DOUBLE DIFFERRENCE RELOCATION OF EARTHQUAKES IN KERMANSHAH REGION, WESTERN IRAN

The study region in this paper is located in the western Iran (Kermanshah province) along the seismically active thrust zones in Zagros fold-and-thrust belt that extends from western Iran to northern Iraq. This region was recently affected by the major earthquake with magnitude Mw7.3, on November 12, 2017, causing extensive damage and casualties. The IRSC (Iranian Seismological Centre) has reported more than 9000 events in the region extended from 33° N to 35° N and from 44°E to 46°E between 2006 and 2019. In this study, we use phase data (including arrival times of Pg, Pn, Sg), recorded by IRSC seismic stations (local seismic network of Kermanshah and other nearby local networks) with the combination of records from regional stations in Iraq and Turkey.
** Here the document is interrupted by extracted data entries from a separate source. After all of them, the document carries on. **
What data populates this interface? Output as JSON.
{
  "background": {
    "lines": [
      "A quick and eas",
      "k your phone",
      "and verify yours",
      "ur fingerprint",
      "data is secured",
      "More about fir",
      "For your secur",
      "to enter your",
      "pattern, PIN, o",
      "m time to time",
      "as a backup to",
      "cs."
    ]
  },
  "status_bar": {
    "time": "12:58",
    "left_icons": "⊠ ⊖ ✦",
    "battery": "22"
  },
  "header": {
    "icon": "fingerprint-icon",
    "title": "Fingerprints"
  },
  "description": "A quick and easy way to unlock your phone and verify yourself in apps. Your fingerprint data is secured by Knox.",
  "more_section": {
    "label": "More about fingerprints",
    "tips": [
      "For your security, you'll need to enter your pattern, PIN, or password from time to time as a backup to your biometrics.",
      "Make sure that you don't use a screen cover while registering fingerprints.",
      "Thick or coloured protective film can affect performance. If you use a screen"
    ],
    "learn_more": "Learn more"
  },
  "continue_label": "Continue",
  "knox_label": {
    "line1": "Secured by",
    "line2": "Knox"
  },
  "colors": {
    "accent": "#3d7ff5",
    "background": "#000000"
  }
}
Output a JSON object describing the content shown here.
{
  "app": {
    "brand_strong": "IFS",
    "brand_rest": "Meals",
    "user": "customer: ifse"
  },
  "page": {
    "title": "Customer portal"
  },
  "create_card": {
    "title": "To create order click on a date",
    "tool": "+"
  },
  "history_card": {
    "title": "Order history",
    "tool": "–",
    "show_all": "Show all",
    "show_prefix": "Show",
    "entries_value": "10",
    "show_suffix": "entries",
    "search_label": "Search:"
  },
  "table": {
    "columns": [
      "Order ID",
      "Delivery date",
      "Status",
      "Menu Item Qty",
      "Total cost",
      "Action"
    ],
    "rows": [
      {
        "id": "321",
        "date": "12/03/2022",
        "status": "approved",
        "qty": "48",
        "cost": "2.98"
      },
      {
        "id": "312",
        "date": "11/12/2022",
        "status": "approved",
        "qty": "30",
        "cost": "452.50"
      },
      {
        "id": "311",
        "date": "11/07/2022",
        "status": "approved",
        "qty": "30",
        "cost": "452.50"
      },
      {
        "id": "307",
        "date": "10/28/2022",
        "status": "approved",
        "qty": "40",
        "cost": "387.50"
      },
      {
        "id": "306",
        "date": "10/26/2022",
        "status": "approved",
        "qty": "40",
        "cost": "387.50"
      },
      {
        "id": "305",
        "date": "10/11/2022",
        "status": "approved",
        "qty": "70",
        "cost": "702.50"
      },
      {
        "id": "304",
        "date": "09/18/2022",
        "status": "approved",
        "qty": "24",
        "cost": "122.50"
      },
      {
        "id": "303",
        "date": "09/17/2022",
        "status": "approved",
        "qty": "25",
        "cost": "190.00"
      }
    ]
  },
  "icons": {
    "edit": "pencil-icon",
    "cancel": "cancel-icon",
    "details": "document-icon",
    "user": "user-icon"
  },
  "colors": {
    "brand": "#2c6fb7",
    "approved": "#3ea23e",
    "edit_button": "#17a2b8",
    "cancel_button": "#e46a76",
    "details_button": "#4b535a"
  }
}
In addition to IRSC optimum velocity crustal model that is used for most of the regions in Iran, Javaheri et al. (2013) and Haddad et al. (2015), introduced two other structures for this region by employing data from Kermanshah local seismic network. First, we relocate all events using the absolute location algorithm hypo71 (Lee and Lahr, 1975) using two velocity models and compare residual RMS and corresponding horizontal (ERH) and vertical (ERZ) errors to select an appropriate velocity model (Figure 1). Controlling the effect of network geometry on events location, we applied selection criteria: azimuthal gap <180 degree, recording station >5, initial event uncertainty in epicentre and depth <6 Km and arrival time residuals < 1 s. Therefore, 1755 events were selected for relocation by using hypo71, as our initial locations. Then we employed double-difference earthquake location method, hypoDD with the events that were selected based on our selection criteria. The results and comparisons between initial hypocentre locations and relative double difference methods with crustal velocity structures (Javaheri et al. preferred), indicates reduction in locations scattering and residual RMS value, significantly (Figure 2). Altogether, the relative relocations show increased agreement with major active faults in this region.